Although this plastic surgery procedure results in larger scars and the recovery is more painful, it may be worth considering to provide better results for significant gynecomastia. However, skin removal and refashioning should always be undertaken by an experienced plastic surgeon as the risks of the procedure are larger.

Surgery outcomes

Most men are happy with the results of their surgery for gynecomastia. There will usually be some pain after the procedure, which should be controlled with pain medication. Depending on how much tissue needed to be removed, a small plastic drainage tube may be left in place for a short time to allow swelling fluid to drain away. There may be some stitches which need to be removed post-surgery.

Gynecomastia surgery side effects

The two main side effects after gynecomastia surgery are pain and the presence of scars. Pain should be adequately controlled with simple pain killers. The surgeon will arrange to see the man sometime after the surgery to review the post-surgery results.

The final appearance of the scars depends on the type of surgery and the technique used. Mastectomy for gynecomastia is usually done through a small curved scar just underneath the nipple area. If keyhole surgery is used, there will be several scars which may be spread across the chest, each only a few millimetres in length. All mastectomy scars should heal well and become barely visible with time.

Gynecomastia surgery risks

Gynecomastia surgery is very safe with few serious risks. Serious problems following surgery are rare, although as with any surgery complications are possible. Possible post-gynecomastia surgery problems include:

  • Pain after gynecomastia surgery
  • Infection of the wounds
  • Collection of swelling fluid under the skin
  • Regrowth of the breast tissue over time
  • Poor appearance of the chest
  • Poor appearance of the scars

Gynecomastia surgery is often carried out by a plastic surgeon, who will be highly experienced in making sure the final appearance is as good as possible. However scars can sometimes be lumpy, meaning the man is unhappy with the outcome.

While this is a recognised side effect of gynecomastia surgery, in some cases a second plastic surgery procedure might be needed to improve the post-surgery appearance. Once the scars have healed they should be barely visible.
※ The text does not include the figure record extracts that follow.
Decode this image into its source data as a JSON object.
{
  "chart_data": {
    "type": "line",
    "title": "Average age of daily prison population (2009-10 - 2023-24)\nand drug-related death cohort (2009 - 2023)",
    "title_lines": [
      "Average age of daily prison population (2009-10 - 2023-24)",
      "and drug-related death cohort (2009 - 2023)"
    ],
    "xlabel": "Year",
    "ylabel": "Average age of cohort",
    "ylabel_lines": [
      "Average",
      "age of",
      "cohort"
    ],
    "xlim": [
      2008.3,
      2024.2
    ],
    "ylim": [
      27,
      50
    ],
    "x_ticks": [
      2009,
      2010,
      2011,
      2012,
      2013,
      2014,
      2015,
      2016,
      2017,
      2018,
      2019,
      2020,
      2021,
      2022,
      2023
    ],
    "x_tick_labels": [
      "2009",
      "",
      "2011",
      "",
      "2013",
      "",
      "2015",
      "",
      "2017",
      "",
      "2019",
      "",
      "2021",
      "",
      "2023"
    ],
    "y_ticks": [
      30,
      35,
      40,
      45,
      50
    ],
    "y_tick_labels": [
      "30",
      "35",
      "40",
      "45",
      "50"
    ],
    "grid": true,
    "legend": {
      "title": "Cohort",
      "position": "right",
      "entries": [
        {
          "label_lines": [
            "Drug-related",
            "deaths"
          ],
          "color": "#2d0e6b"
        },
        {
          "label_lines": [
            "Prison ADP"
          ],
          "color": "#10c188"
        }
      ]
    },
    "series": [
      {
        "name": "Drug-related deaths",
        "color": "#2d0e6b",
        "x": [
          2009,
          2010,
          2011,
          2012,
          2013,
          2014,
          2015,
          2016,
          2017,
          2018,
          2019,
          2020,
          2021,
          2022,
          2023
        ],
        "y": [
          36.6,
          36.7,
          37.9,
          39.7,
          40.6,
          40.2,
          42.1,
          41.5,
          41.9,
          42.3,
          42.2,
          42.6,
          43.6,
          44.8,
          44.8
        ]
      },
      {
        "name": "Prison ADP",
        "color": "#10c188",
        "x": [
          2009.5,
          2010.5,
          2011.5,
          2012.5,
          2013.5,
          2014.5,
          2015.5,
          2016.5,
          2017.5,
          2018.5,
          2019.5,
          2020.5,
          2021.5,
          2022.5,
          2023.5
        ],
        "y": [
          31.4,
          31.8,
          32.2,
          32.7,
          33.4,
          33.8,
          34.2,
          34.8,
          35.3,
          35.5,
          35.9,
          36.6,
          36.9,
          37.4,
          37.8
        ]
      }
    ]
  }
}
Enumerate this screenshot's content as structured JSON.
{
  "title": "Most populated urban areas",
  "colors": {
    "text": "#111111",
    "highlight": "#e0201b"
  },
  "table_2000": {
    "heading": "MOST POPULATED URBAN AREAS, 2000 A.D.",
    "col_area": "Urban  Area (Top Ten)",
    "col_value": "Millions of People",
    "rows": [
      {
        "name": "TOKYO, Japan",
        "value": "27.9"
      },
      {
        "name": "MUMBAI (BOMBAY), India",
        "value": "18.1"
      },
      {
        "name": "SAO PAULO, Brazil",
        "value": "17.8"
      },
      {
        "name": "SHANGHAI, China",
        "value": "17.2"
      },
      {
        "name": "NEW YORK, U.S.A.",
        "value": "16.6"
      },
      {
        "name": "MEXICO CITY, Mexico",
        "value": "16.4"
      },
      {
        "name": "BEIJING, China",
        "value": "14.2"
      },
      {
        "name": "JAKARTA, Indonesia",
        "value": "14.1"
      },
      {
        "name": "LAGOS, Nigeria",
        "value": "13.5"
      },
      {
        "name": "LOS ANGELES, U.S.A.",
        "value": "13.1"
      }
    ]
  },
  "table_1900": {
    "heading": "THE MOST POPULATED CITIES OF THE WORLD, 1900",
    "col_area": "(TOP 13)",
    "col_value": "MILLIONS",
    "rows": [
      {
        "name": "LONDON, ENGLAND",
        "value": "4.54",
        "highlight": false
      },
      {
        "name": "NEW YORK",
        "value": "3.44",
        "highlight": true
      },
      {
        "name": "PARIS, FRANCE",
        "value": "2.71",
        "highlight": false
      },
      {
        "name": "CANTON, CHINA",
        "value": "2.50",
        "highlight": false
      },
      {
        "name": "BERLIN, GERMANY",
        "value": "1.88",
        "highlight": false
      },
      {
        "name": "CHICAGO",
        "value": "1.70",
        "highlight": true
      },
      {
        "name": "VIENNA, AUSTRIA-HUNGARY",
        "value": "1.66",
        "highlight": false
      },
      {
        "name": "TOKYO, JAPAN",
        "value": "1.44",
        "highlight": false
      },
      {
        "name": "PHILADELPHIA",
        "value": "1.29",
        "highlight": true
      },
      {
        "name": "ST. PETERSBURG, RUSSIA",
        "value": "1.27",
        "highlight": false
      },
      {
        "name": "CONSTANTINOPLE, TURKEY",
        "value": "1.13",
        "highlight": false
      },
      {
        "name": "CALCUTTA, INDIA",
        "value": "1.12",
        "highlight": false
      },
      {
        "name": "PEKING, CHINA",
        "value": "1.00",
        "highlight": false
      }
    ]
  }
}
Care needs to be taken by the surgeon during the procedure, because if too much breast tissue is taken away under the skin the nipple can ‘stick’ to the chest wall, creating an unsightly result. Whilst the results should be permanent, in some cases the long-term appearance deteriorates as gynecomastia can recur over time, particularly if the man gains weight and fatty tissue regrows.



Gynecomastia is a common problem, particularly in male babies, teenagers and older men. Many cases need no treatment; however if the man finds the problem distressing he may seek help to remove the breast tissue.

If drug treatment fails or is not possible, surgery may be carried out. It is important that the man’s expectations and understanding of the procedure are fully discussed before the procedure. The most common surgery for gynecomastia is a mastectomy, most commonly carried out by a plastic surgeon.

This procedure aims to remove most of the breast glandular tissue to try and keep the problem from coming back. Although the procedure is usually straightforward and safe with good long-term outcomes, there can be some side effects such as pain after gynecomastia surgery.

After a full discussion with the surgeon, the man may or may not feel surgery is worth undertaking. Following the procedure, most men are happy with the results of the surgery and the appearance of their chest.